Für viele andere Einsatzbereiche wie etwa die Wärme- und Stromerzeugung für die Wohnungswirtschaft ist grüner Wasserstoff nicht effizient genug oder erfordert zudem sehr hohe Investments, neue Anlagen und sehr hohe Subventionen – die viele Unternehmen aufgrund ihres volkswirtschaftlichen Stellenwerts vermutlich nicht bekommen werden. Hinzu kommen die aktuell noch hohen Preise für grünen Wasserstoff. Sie lassen sich in nur wenigen Branchen über eine Erhöhung der Abgabepreise kompensieren, weil die nachgelagerten Wertschöpfungsstufen dafür viel zu preissensibel sind.
Vertikale Partnerschaften
Dort, wo Wasserstoffanwendungen unter Kosten-Nutzen-Gesichtspunkten sinnvoll sind, sollten sie im Rahmen einer Sektorenkopplung mit vor- und nachgelagerten Industrien verbunden werden. Idealerweise liegen solche Komplementärcluster räumlich nah an einem Standort – oder sie sind durch eine Pipelineinfrastruktur verbunden, zumindest, wenn es um den Austausch von Gasen und Wärme geht. Ein Beispiel dafür: Weil bei der künftig grünen Produktion von Zement grünes CO2 als Nebenprodukt anfällt, werden sich Zementwerke im Nebengeschäft – in Kombination mit grünem Wasserstoff – als Rohstofflieferant für die grüne Ammoniakproduktion und andere Derivate etablieren können.
Auch strategische Lieferpartnerschaften sind sinnvoll: So beliefert das Unternehmen Salzgitter die BMW Group künftig mit CO2-neutral produziertem Stahl für die Automobilherstellung – ein wichtiger Schritt für BMW, um die eigenen Klimaziele zu erreichen.
Knappes Gut
Grüner Wasserstoff ist einer der Schlüssel für die grüne Energiewende.

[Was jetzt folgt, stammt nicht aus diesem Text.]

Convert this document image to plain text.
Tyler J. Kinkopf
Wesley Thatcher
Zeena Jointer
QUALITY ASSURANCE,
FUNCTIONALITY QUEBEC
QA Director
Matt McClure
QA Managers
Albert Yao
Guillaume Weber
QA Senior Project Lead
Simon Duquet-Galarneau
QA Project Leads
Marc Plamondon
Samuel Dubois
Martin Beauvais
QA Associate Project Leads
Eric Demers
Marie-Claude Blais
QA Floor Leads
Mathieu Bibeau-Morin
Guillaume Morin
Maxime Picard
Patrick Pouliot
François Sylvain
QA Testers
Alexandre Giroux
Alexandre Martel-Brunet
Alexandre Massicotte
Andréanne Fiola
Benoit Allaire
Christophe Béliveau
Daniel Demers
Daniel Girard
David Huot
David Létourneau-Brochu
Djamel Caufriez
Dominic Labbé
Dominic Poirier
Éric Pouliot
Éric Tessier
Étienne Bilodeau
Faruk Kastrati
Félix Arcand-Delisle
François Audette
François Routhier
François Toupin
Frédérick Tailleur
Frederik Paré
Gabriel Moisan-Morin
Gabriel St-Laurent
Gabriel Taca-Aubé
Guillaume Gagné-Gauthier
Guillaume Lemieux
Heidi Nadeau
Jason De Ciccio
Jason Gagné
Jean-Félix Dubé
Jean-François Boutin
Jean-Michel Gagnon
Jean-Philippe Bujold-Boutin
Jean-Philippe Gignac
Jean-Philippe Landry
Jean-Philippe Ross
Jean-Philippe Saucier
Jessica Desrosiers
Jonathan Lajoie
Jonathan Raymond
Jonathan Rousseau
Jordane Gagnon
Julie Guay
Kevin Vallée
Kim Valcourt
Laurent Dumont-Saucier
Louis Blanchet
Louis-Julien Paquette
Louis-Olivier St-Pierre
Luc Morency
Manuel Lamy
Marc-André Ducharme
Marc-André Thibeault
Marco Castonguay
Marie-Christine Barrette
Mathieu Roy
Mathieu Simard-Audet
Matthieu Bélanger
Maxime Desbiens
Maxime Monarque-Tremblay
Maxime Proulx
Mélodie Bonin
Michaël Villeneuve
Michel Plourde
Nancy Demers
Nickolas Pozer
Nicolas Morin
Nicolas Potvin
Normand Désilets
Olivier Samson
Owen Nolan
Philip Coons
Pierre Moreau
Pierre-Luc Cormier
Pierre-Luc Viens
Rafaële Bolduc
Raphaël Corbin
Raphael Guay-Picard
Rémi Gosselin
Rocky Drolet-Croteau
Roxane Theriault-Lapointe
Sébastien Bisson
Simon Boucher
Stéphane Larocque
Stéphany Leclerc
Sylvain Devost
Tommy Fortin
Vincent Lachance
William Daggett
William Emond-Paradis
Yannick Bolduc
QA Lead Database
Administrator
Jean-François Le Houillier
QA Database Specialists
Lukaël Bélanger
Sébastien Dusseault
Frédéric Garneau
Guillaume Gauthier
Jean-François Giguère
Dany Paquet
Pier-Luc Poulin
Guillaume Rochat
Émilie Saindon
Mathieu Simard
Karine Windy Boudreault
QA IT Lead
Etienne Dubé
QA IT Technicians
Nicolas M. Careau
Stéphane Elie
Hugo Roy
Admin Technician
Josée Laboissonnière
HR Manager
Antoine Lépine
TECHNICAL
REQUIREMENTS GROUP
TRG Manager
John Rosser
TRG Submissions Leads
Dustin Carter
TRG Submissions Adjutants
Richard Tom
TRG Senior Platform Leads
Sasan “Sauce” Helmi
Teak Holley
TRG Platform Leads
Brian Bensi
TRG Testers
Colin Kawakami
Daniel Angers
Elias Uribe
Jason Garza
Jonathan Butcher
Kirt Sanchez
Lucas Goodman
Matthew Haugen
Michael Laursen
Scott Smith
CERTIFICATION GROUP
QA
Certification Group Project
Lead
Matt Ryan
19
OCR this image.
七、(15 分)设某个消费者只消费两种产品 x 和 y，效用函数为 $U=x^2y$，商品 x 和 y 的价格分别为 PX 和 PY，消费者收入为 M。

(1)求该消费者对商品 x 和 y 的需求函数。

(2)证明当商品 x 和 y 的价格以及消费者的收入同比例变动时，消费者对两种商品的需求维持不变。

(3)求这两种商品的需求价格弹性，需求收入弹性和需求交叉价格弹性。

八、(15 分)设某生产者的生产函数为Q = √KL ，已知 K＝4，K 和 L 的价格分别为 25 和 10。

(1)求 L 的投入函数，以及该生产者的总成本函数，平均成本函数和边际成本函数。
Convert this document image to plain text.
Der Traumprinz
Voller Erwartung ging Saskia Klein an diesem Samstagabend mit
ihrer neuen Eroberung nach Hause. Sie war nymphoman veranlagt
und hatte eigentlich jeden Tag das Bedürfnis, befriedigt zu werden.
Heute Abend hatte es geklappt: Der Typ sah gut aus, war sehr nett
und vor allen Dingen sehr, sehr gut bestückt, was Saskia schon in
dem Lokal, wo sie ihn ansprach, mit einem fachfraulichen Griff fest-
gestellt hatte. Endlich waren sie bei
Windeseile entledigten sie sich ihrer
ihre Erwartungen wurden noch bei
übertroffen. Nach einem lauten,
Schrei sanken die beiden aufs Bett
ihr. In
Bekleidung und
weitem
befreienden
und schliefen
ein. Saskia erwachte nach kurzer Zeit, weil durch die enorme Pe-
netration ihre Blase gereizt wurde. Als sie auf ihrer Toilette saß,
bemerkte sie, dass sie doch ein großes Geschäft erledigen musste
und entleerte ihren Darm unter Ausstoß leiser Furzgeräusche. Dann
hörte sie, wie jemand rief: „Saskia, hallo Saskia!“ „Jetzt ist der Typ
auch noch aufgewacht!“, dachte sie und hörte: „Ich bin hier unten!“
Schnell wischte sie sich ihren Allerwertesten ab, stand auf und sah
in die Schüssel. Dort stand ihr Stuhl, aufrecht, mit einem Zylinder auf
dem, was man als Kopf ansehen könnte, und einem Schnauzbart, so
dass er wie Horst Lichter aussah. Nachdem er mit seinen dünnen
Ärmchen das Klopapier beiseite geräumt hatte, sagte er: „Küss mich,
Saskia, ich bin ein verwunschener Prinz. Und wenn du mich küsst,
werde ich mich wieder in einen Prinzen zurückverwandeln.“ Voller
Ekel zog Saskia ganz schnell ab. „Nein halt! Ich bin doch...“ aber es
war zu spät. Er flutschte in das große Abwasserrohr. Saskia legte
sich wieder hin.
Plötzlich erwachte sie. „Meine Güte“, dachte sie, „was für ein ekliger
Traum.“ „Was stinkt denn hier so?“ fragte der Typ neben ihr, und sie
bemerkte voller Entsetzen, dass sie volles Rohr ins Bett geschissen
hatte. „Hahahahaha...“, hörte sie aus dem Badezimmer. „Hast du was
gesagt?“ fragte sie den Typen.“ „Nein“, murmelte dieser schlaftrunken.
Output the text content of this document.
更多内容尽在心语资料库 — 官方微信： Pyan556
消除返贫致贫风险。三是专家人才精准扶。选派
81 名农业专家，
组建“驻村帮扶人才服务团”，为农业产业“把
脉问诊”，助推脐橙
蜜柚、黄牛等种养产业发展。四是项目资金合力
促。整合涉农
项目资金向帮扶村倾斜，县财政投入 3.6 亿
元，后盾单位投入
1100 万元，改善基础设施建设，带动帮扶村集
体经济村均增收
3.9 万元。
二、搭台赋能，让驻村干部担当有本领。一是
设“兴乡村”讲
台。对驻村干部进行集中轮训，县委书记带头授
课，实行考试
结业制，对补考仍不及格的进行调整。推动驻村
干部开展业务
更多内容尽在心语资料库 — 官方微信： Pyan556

Da er aber mittelfristig nicht im Übermaß verfügbar sein wird, ist es wichtig, ihn dort einzusetzen, wo er aktuell den qualitativ besten Outcome hat. Es geht jetzt also darum, Know-how zu vermitteln und die Wirtschaft dahingehend richtig zu beraten, dass als Erstes der graue Wasserstoff in der Industrie substituiert wird. Gänzlich neue grüne Wasserstoffprojekte sollten selektiv da starten, wo sie unter Kosten-Nutzen- und Infrastrukturgesichtspunkten wirklich sinnvoll sind. Dazu bedarf es mehr tiefen Wissens bei privatwirtschaftlichen Unternehmen, Investoren, Kreditinstituten und der öffentlichen Hand. Denn: Gezielt eingesetzt und gut beraten, ergibt grüner Wasserstoff viel Sinn.